Saturday, January 7, 2012

Harvard Wins Sloppy Ivy Opener as McNally Leads Way

by Scott Reed
WHRB Sports
My Opinion

Cambridge, MA - At its very core, the significance of Harvard's 63-47 win over the Dartmouth Big Green at Lavietes Pavilion was that it was just that - a win. The stated goal for this team is to win their second Ivy title, and Saturday served them well in that regard, as the Crimson are now 1-0 in conference play. Yet, for much of the game Harvard's performance was a tad worrisome, before a big run - sparked by the leadership of senior co-captain Oliver McNally- turned it around.

Unfortunately, for a while against Dartmouth it appeared that the malaise of Tuesday's loss at Fordham had not yet worn off. Although the Crimson jumped out to a 20-11 lead, they only scored three points in the final 7:11, taking a slim 23-22 lead to the locker room. Overall, those final minutes were played pretty sloppily - the Crimson tried and missed a host of three point baskets, Dartmouth ended the first half with eight offensive rebounds, mostly due to hustle.

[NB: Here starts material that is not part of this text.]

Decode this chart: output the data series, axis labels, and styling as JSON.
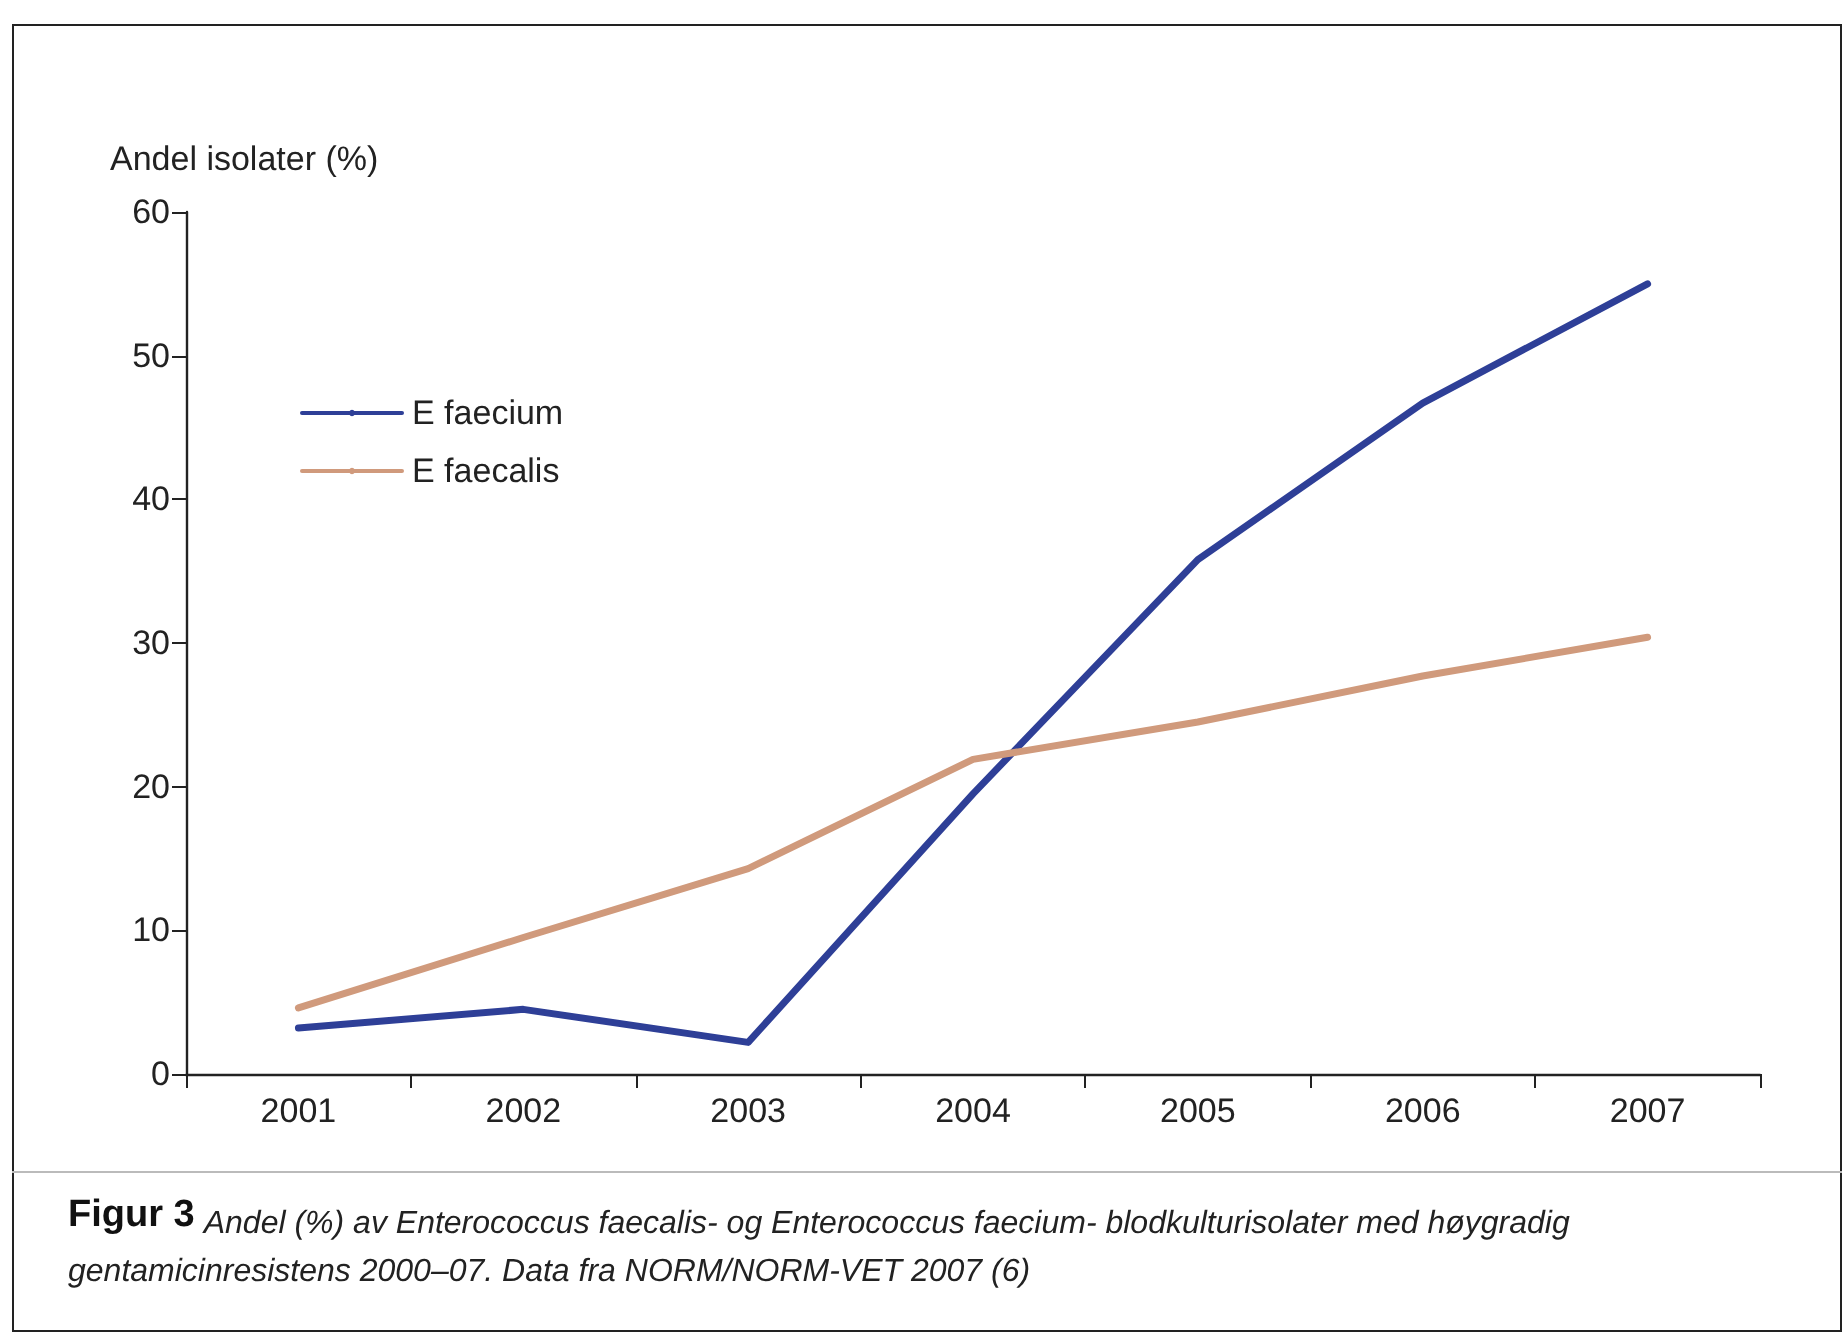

Perhaps a bit of it could be contributed to the pressure of a conference opener. "I honestly was trying to get our kids to relax...I think that sometimes they can feel like a lot of weight is on their shoulders, especially during conference play, " Harvard head coach Tommy Amaker said of his speech at halftime

What transpired in the second half was first a continuance of the funk the Crimson seemed to have gotten caught in - Dartmouth would grab the lead, leading by six with just over fourteen minutes to play. Then, however, Harvard turned it around, on the strength of a 24-4 run over the next nine minutes, which proved to be the deciding stretch.

That stretch and the resulting good play was welcomed warmly by the Crimson faithful, like an old friend that had not been seen in ages; indeed, other than the period at the end of the second half against Saint Josephs, the Crimson hadn't gone on quite a run in some time. One knew that Harvard would go off at some point - this team is too talented not to - but it was a matter of when it would.

"That's when I thought our kids really dug in and got the stops defensively, and our pace improved," said Amaker of that run. He attributed much of the turnaround to his senior guard, Oliver McNally. The co-captain from San Francisco, who would finish with a game-high seventeen points, initiated the comeback with made baskets and intensity on the defensive end.

Afterwards, Amaker spoke glowingly of McNally: "Oliver is the spirit and leader of our team from a vocal standpoint...I thought he was outstanding [today]." Amaker also hinted that the guard was also vocal in the locker room and in the huddle, and provided praise for his leadership ability. "He's a tremendous leader, he's just wired that way. If he played a position in football, it would be quarterback....Whatever success we've had here during his time, you can contribute a lot of it to him."

The importance of a senior leader like McNally cannot be understated, especially for a team that has the highest of expectations. Things may not all go smoothly in Ivy League play - Harvard's last two games have been evidence that even a great team can play poorly and fall on a given night - and whether the team is able to bounce back from disappointment may determine whether it gets its desired championship. And although it was sloppy Saturday, the Crimson were able to respond to rough stretches and get the win - and that says something about this team and its senior guard.